Propres oui mais pas stériles...
Hygiène
Point trop n’en faut!
Avec la découverte des microbes depuis le XIXe siècle, la notion de propreté a radicalement changé. Nous sommes tous les enfants de Pasteur, qui ne se lavent plus simplement pour effacer la saleté apparente mais aussi pour combattre la saleté invisible que représentent ces germes susceptibles de nous infecter. Est-ce un progrès? C'est relatif…
Elide Montesi
Il suffit de regarder les publicités télévisées pour voir à quel point détruire ces microbes qui nous « menacent » est devenu un des objectifs des vendeurs de produits d’entretien. Et chaque fois qu'une menace d'épidémie se pointe, on voit surgir en même temps des recommandations quasi paranoïaques sur la manière de se conduire pour éviter d'entrer en contact ou de diffuser le germe responsable.
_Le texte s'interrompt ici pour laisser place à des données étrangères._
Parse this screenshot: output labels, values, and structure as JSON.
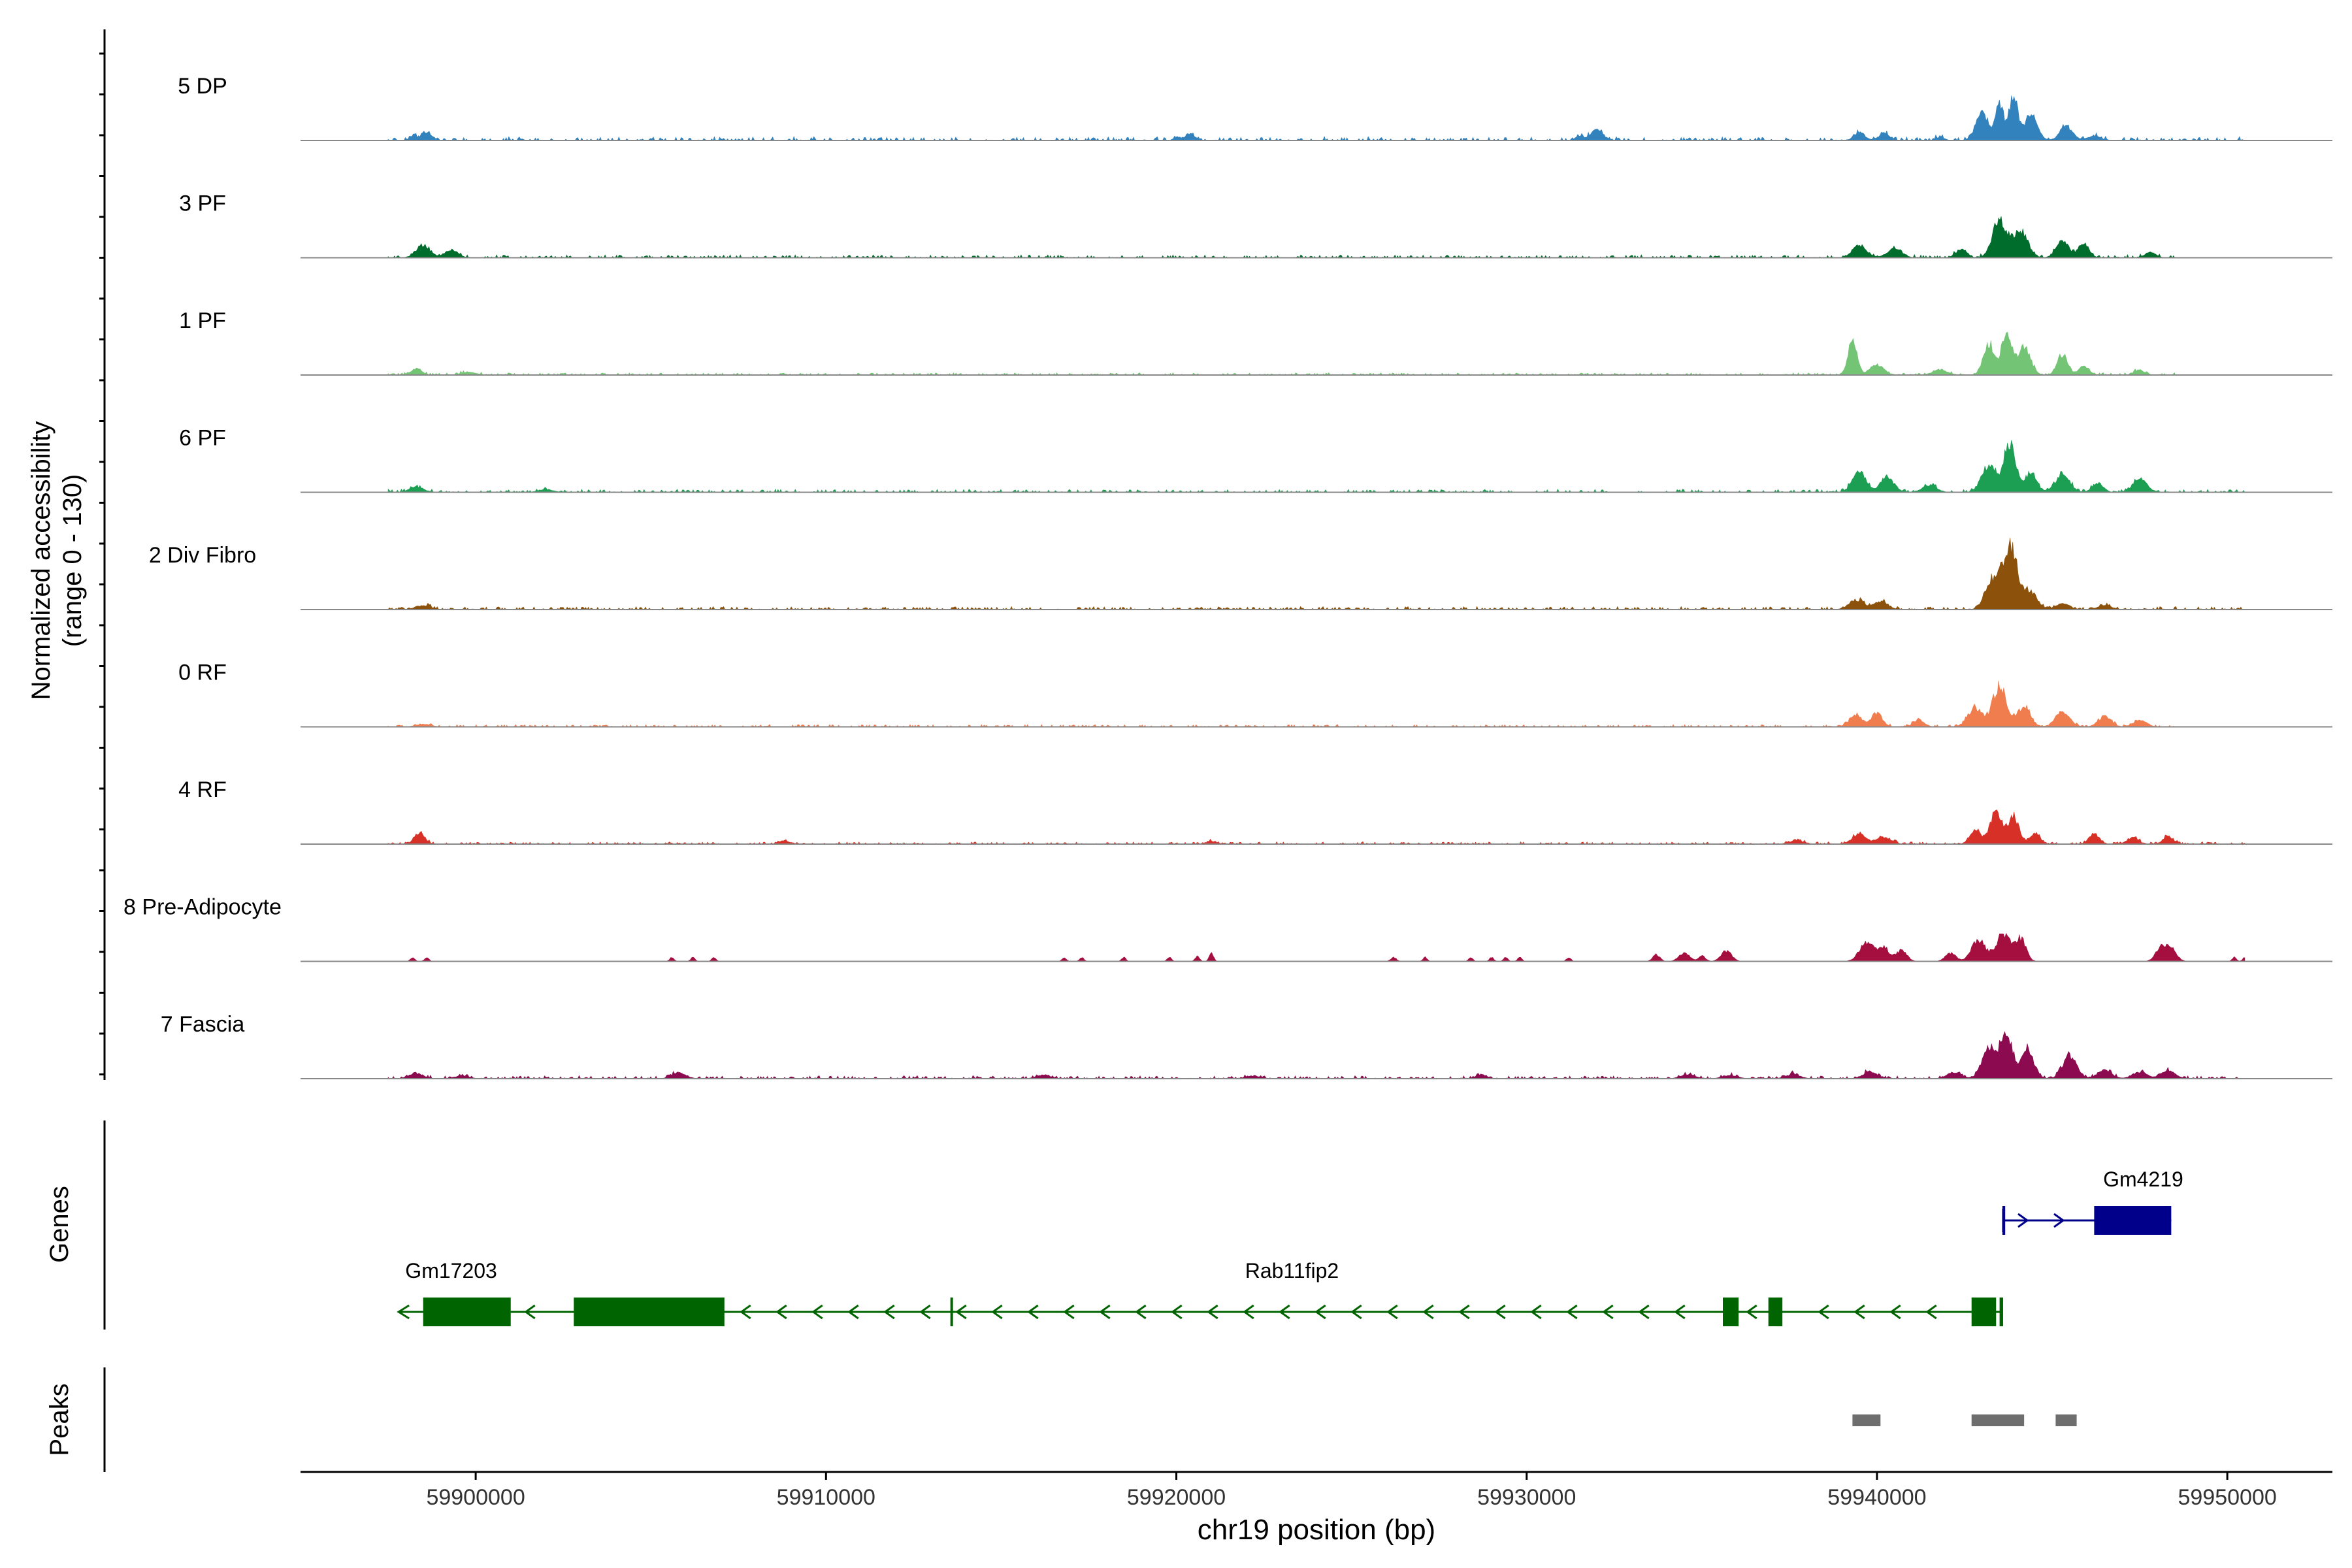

Au grand bénéfice des producteurs de produits antibactériens qui voient leurs ventes grimper en flèche…
Certes l’amélioration des conditions d’hygiène a été un progrès notable, qui a diminué la mortalité d’origine infectieuse. On aurait tort de se plaindre de l’efficacité des vaccins et antibiotiques grâce auxquels nous n’avons plus à redouter la tuberculose, la diphtérie, le tétanos, la poliomyélite, la variole, les méningites ou pneumonies. Et on ne peut que se féliciter de la réduction drastique de la mortalité après les interventions chirurgicales ou les accouchements grâce à des mesures d’asepsie et de désinfection rigoureuses. Trop de gens de par le monde meurent encore de choléra ou de dysenterie suite à l’absence de latrines et d’évacuation des eaux contaminées. Nous sommes donc loin de déplorer la mise en œuvre de conditions d’hygiène toujours meilleures.
La résistance s’organise
Mais quand même: la guerre totale aux microbes est-elle vraiment pertinente ? Ces microbes qui nous entourent n’ont-ils donc été créés que pour nous nuire ? S’il existe des bactéries agressives et nuisibles pour les êtres humains, d’autres ne le deviennent que dans certaines circonstances et une grande majorité d’entre elles sont des occupantes plutôt utiles à notre organisme. Notre corps contient en effet plus de cellules bactériennes que de cellules spécifiquement humaines ! Et loin d’être des parasites, elles collaborent et participent activement au bon fonctionnement de notre organisme. D'ailleurs certains éléments essentiels de nos cellules, les mitochondries, ne sont autres que des bactéries qui ont prêté à la cellule animale leur capacité d’utiliser l’oxygène pour transformer le glucose en énergie, propriété sans laquelle nous ne pourrions pas survivre et qui à l’origine ne faisait pas partie de notre programme cellulaire.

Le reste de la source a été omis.